Les autorités rwandaises
ont déclaré que l'accord durerait initialement cinq ans, le gouvernement
britannique payant 120 millions de livres (158 millions de dollars) à l'avance
pour payer le logement et l'intégration des migrants. Ils n'ont pas dit comment
ils feraient face à un éventuel afflux lorsque le programme sera lancé.
Les projets d'hébergement
de certains des migrants dans une auberge à Kigali ont bouleversé un groupe de
rescapés du génocide qui vivent dans la propriété depuis des années.
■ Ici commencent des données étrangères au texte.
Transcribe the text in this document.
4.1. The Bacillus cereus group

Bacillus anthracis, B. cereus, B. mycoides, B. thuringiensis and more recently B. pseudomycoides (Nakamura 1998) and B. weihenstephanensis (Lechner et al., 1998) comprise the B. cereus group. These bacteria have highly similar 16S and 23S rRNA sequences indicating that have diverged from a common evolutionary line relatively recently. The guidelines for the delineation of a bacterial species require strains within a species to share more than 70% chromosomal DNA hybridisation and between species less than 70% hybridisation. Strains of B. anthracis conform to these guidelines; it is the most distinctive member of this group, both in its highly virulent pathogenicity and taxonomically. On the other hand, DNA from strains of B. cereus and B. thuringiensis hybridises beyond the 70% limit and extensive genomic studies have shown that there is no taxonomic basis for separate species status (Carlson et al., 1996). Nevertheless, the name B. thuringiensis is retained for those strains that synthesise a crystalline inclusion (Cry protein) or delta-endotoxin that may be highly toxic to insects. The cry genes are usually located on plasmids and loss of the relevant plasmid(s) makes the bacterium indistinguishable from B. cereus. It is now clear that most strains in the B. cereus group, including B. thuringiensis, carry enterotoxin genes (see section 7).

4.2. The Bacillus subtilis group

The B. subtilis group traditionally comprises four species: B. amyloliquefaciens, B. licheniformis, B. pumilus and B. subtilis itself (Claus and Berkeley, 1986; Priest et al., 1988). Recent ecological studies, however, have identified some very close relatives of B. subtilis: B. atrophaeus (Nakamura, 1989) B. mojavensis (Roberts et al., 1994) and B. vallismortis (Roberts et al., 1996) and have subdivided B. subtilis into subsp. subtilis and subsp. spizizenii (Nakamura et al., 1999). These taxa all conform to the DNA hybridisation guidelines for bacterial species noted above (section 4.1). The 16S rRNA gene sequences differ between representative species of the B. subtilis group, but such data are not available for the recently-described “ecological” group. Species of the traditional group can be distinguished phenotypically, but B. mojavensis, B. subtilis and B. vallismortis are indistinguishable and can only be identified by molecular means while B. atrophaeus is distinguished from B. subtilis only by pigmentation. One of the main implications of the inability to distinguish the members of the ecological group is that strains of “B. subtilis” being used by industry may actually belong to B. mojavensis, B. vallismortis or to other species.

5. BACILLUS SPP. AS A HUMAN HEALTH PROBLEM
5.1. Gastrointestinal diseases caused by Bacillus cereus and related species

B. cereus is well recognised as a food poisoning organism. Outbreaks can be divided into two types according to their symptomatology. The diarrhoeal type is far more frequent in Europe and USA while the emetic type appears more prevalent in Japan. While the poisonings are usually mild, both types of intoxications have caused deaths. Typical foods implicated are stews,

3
Ils ont
parlé d'un court préavis, évoquant la possibilité d'un conflit avec les
habitants.
"Les migrants
provoqueront des conflits fonciers avec les citoyens et nous devons éviter
cette situation", a déclaré à l'AP Frank Habineza, figure de l'opposition
et législateur.
D'autres critiques
soulèvent des questions difficiles, notamment ce qu'il advient des migrants qui
ne parviennent pas à se qualifier pour le statut de réfugié au Rwanda.
"Est-ce que le
Rwanda les transportera dans (leurs) pays d’origine ?" a déclaré Tom
Mulisa, avocat et chercheur en droits humains basé à Kigali. « La
réinstallation des migrants qui ne répondent pas aux critères du statut de
réfugié doit être (soigneusement envisagée). La responsabilité incombe à l'État
d'accueil s'il ne franchit pas le seuil de demande d'asile.